Melancholy pervades the characters, the journey, the film itself: virtually all of the Hoovers are defeated in their ambitions. By the end, it’s all down to Olive to win one back even though everything seems stacked against her. The ending doesn’t pan out quite as you’d expect ... but it’s an absolute delight all the same, gloriously sending up the beauty pageant for what it is.

Abigail Breslin (aged ten at the time of filming) turns in an astounding performance, but so does the whole cast; in particular, Toni Colette, striking the right note between flustered and dependable as a woman trying to be all things to all family members, and Alan Arkin, an absolute hoot as the foul-mouthed, sex-obsessed Edwin “Are you getting any?” he asks Dwayne at one point. “What are you, fifteen? Just the right age. You're jailbait and they're jailbait. It doesn't matter. Leave it till you're eighteen and you're looking at three to five.” (Bear in mind that it's Edwin who coaches Olive for the dance number she performs at the contest and you might get some idea of how unorthodox her routine is.)

Greg Kinnear, insufferably smug in most of his characterisations, convinces as a man trying to cling onto the positivity he peddles in his seminars even as he suffers one setback after another; while Steve Carell, in a performance devoid of the mugging and tomfoolery that often defines his onscreen persona, achieves a career best that you wouldn’t have thought possible. Both turn moments of cringe-making embarrassment – one involving the purchase of a pornographic magazine, the other the discovery of same by an overzealous traffic cop – into absurdist highlights.

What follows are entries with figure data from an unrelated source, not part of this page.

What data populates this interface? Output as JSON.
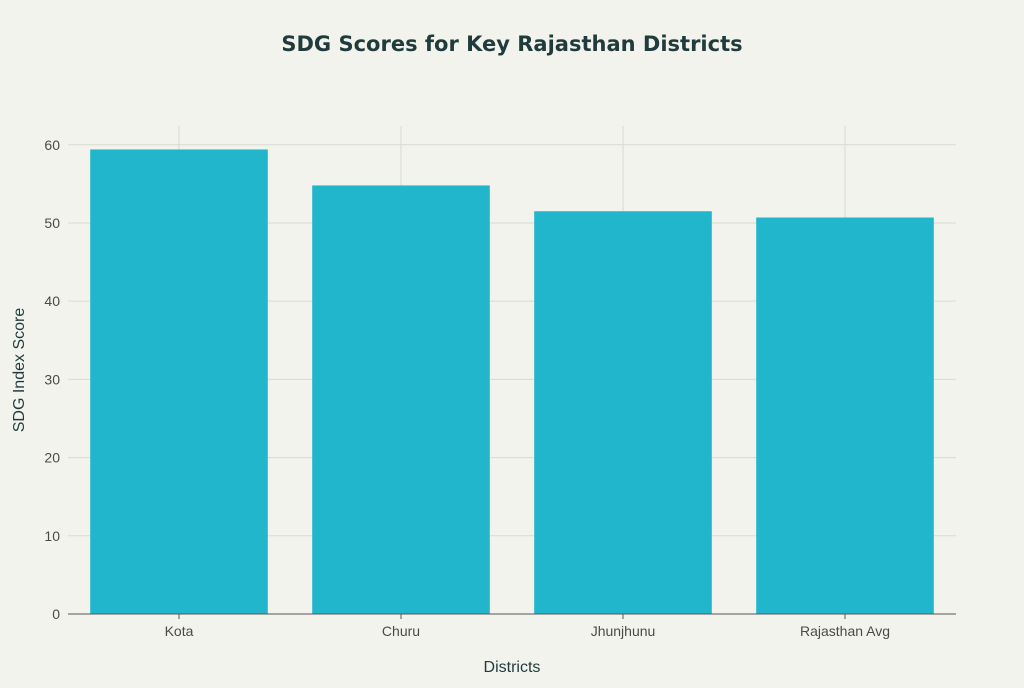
{
  "chart_data": {
    "type": "bar",
    "title": "SDG Scores for Key Rajasthan Districts",
    "xlabel": "Districts",
    "ylabel": "SDG Index Score",
    "categories": [
      "Kota",
      "Churu",
      "Jhunjhunu",
      "Rajasthan Avg"
    ],
    "values": [
      59.4,
      54.8,
      51.5,
      50.7
    ],
    "ylim": [
      0,
      62.4
    ],
    "yticks": [
      0,
      10,
      20,
      30,
      40,
      50,
      60
    ],
    "grid": true,
    "legend": "none",
    "bar_color": "#21b6cc"
  }
}
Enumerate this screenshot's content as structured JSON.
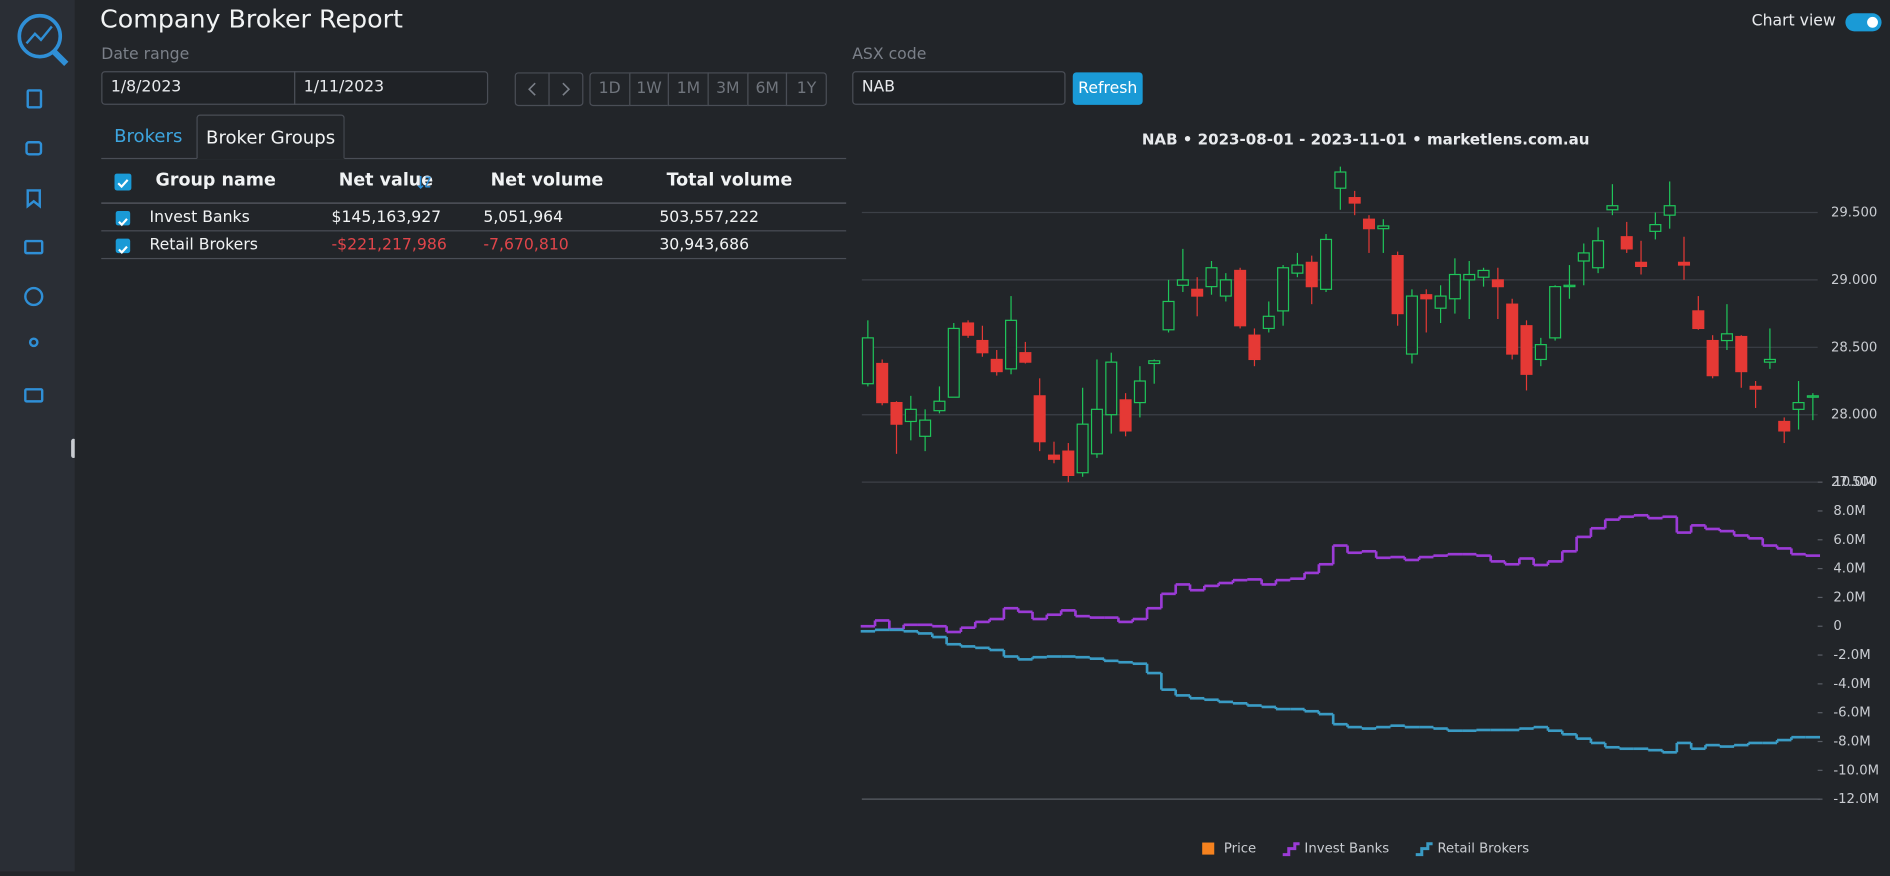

And – proudly reversing into a parking space alongside a forecourt full of automotive icons including Herbie, the General Lee, Inspector Morse’s Jaguar Mk II and a certain Aston Martin DB5 “with modifications” – the Hoovers’ unpredictable yellow VW Microbus manages contain the entire family and all their differences and run away (almost literally!) with some of the funniest scenes.